Finding similar subreddits using MinHash and SimRank algorithms

Primary LanguagePython

Reddit Analyzed

Find similar subreddits using MinHash and SimRank algorithms.

Done as term project for CS425 Web-Scale Data course.

Results

I implemented a graph visualization tool for results, using Cytoscape.js library.

You can check it out here.


Some examples:

Similar subreddits to Python Similar subs to r/Python


Similar subreddits to DotA2 Similar subs to r/DotA2


Similar subreddits to canada Similar subs to r/canada


Similar subreddits to soccer Similar subs to r/soccer


Algorithms Used

MinHash

I used MinHash algorithm to find number of common users of each subreddit.
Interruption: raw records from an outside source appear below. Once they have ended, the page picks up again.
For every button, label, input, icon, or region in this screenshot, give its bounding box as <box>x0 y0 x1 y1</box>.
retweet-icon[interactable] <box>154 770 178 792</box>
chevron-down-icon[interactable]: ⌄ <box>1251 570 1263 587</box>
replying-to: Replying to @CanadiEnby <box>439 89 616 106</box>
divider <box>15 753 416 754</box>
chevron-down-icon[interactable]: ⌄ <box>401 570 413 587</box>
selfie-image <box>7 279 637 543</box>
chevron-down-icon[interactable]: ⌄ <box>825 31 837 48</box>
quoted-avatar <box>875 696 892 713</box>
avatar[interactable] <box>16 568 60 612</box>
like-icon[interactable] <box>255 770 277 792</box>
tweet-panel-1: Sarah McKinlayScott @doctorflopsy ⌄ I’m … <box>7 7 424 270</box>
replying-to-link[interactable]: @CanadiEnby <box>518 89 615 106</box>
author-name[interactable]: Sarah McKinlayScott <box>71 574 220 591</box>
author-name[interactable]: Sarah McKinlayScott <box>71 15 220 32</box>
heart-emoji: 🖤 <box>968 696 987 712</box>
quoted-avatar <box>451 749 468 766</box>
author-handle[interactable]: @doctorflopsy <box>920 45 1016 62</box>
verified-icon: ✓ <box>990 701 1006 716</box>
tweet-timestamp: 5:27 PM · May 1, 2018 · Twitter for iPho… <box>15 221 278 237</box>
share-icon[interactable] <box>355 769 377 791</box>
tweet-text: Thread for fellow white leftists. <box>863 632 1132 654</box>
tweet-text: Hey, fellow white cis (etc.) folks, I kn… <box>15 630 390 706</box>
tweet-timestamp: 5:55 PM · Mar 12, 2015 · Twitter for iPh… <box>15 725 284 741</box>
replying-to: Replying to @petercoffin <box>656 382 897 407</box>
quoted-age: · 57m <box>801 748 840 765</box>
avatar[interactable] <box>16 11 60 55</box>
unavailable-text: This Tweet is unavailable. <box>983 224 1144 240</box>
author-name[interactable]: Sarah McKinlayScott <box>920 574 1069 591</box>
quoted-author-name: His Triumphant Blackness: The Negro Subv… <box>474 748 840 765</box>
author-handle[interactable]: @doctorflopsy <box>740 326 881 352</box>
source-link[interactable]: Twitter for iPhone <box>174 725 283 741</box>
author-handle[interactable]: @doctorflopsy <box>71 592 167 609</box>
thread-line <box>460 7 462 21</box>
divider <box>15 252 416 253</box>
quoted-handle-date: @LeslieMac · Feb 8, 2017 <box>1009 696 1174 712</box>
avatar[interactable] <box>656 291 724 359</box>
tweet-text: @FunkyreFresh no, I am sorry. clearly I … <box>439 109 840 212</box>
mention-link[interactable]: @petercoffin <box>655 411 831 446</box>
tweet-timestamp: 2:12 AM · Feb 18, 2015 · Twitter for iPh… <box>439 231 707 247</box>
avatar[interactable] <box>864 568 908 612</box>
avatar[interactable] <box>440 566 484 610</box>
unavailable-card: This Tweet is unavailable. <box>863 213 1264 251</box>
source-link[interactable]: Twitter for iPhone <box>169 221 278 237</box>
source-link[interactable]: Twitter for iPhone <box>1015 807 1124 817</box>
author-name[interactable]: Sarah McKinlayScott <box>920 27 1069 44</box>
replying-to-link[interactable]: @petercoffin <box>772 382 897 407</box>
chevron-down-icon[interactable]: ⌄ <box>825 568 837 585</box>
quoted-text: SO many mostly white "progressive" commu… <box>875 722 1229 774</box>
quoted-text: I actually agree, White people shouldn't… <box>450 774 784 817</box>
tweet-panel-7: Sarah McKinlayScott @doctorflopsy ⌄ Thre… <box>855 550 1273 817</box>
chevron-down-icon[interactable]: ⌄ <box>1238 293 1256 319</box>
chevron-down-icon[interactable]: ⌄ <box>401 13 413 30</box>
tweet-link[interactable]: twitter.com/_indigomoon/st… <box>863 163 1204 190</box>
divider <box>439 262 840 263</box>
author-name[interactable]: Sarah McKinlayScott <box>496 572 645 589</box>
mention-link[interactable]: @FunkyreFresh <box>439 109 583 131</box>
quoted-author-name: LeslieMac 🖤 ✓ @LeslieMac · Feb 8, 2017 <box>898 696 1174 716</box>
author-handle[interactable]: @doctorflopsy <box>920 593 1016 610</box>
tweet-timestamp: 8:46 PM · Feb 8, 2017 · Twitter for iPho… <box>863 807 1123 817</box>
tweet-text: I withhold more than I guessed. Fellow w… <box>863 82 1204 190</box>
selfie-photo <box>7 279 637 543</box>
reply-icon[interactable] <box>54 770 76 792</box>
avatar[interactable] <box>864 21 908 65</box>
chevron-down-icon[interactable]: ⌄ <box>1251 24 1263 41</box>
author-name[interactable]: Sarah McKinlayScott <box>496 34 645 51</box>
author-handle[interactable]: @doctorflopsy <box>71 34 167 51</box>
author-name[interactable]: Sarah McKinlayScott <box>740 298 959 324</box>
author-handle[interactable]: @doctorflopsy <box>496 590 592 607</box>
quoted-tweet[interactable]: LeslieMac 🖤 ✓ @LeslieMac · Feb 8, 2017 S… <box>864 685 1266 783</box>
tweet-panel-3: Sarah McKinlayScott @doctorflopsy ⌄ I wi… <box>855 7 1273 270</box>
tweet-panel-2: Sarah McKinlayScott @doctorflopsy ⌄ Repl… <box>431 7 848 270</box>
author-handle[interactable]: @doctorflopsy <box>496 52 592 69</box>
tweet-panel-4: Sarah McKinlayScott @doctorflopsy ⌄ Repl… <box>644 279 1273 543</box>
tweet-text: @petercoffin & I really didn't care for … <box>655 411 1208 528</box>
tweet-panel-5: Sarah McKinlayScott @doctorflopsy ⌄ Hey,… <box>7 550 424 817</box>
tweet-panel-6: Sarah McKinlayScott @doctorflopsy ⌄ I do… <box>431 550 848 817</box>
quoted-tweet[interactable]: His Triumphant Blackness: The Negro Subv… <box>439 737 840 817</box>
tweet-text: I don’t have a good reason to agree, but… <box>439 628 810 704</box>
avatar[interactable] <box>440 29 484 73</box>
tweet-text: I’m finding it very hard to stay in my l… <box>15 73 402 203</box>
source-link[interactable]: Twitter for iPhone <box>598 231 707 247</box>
Jaccard Similarity can be calculated using MinHash and it gives accurate and fast results. Number of common users can be calculated using Jaccard Similarity and number of users of each subreddit.

This was needed to preprocess user information which was the bottleneck of SimRank algorithm (~3M users) and ran SimRank on subreddits only.

SimRank

SimRank algorithm is an extension of PageRank algorithm to find similarity in a graph.

Random walk with restarts approach gives pretty accurate similarity results.

After processing the dataset using MinHash, I ran SimRank on a graph where nodes represent subreddits and weighted edges represent number of common users if exists, like below.

Sample graph

Collecting Data

Ran crawler.py on Heroku for 3 weeks and written the data in an Amazon RDS database.

Dataset contains,

  • 8300 different subreddits
  • 3 million unique active users
  • 10 million comments

Used PRAW library, a Python Reddit API wrapper.